Der iranische Botschafter in Deutschland lächelt nach allen Seiten. „Es ist eine nationale Ehre, an der WM teilzunehmen“, sagt er. „Sport sollte nicht mit Politik in Zusammenhang gebracht werden. Wir hoffen auf faire Spiele, für Frieden und Solidarität.“ Obwohl Teheran bekannt gab, Ahmadinedjad würde eventuell doch nach Deutschland kommen, sollte der Iran in die nächste Runde aufsteigen, besteht der Botschafter darauf, dass solche Plane nicht existieren. Ich wende mich an ihn, um ihn zu fragen, ob er von den Fans der iranischen Mannschaft in Israel gehört habe, aber die Sicherheitsbeamten flüstern ihm zu, wer ich bin und führen ihn sofort weg.
Wegen des Medientrubels, der die iranische Mannschaft begleitet, sind die Spieler in keiner Großstadt untergebracht, sondern in Friedrichshafen, einer kleinen Stadt am Bodensee, am südlichsten Ende Deutschlands. Die Stadtväter, berauscht von der Tatsache, dass ihre Stadt plötzlich in den Weltmedien Beachtung findet, geben sich große Mühe, den iranischen Gästen den Aufenthalt so angenehm wie möglich zu machen.

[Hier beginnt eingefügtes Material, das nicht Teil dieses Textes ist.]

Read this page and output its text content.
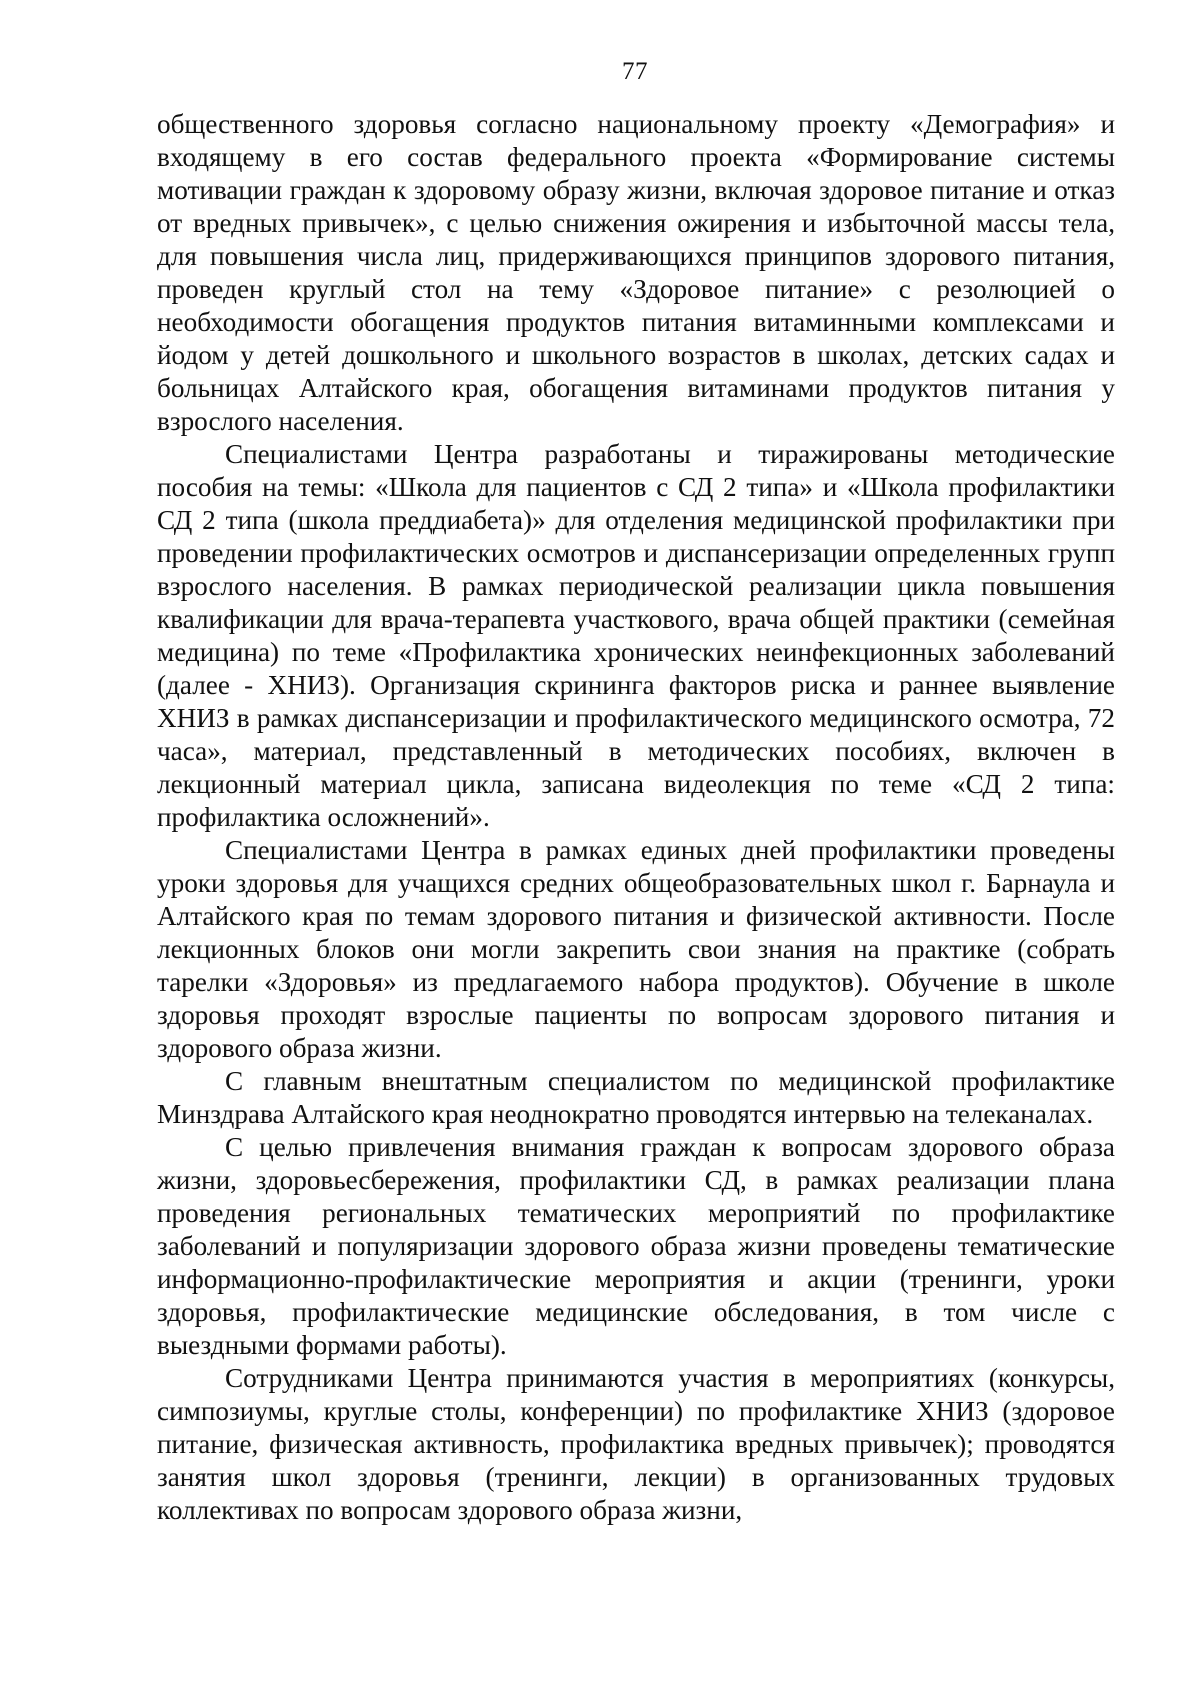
77

общественного здоровья согласно национальному проекту «Демография» и входящему в его состав федерального проекта «Формирование системы мотивации граждан к здоровому образу жизни, включая здоровое питание и отказ от вредных привычек», с целью снижения ожирения и избыточной массы тела, для повышения числа лиц, придерживающихся принципов здорового питания, проведен круглый стол на тему «Здоровое питание» с резолюцией о необходимости обогащения продуктов питания витаминными комплексами и йодом у детей дошкольного и школьного возрастов в школах, детских садах и больницах Алтайского края, обогащения витаминами продуктов питания у взрослого населения.

Специалистами Центра разработаны и тиражированы методические пособия на темы: «Школа для пациентов с СД 2 типа» и «Школа профилактики СД 2 типа (школа преддиабета)» для отделения медицинской профилактики при проведении профилактических осмотров и диспансеризации определенных групп взрослого населения. В рамках периодической реализации цикла повышения квалификации для врача-терапевта участкового, врача общей практики (семейная медицина) по теме «Профилактика хронических неинфекционных заболеваний (далее - ХНИЗ). Организация скрининга факторов риска и раннее выявление ХНИЗ в рамках диспансеризации и профилактического медицинского осмотра, 72 часа», материал, представленный в методических пособиях, включен в лекционный материал цикла, записана видеолекция по теме «СД 2 типа: профилактика осложнений».

Специалистами Центра в рамках единых дней профилактики проведены уроки здоровья для учащихся средних общеобразовательных школ г. Барнаула и Алтайского края по темам здорового питания и физической активности. После лекционных блоков они могли закрепить свои знания на практике (собрать тарелки «Здоровья» из предлагаемого набора продуктов). Обучение в школе здоровья проходят взрослые пациенты по вопросам здорового питания и здорового образа жизни.

С главным внештатным специалистом по медицинской профилактике Минздрава Алтайского края неоднократно проводятся интервью на телеканалах.

С целью привлечения внимания граждан к вопросам здорового образа жизни, здоровьесбережения, профилактики СД, в рамках реализации плана проведения региональных тематических мероприятий по профилактике заболеваний и популяризации здорового образа жизни проведены тематические информационно-профилактические мероприятия и акции (тренинги, уроки здоровья, профилактические медицинские обследования, в том числе с выездными формами работы).

Сотрудниками Центра принимаются участия в мероприятиях (конкурсы, симпозиумы, круглые столы, конференции) по профилактике ХНИЗ (здоровое питание, физическая активность, профилактика вредных привычек); проводятся занятия школ здоровья (тренинги, лекции) в организованных трудовых коллективах по вопросам здорового образа жизни,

Doch selbst hier, in dem Paradies am Bodensee, hat die iranische Präsenz eine problematische Bedeutung. Der Platz, auf dem die Mannschaft gestern ihr erstes Training abhielt, befindet sich in der Nähe der Fabriken der Firma „Zeppelin“. Im 2. Weltkrieg dienten diese Firmen der NS-Kriegsmaschinerie. Dort wurden die „V-2“ -Raketen entwickelt, die auf Großbritannien abgeschossen wurden. In den Fabriken arbeiteten Häftlinge aus Dachau.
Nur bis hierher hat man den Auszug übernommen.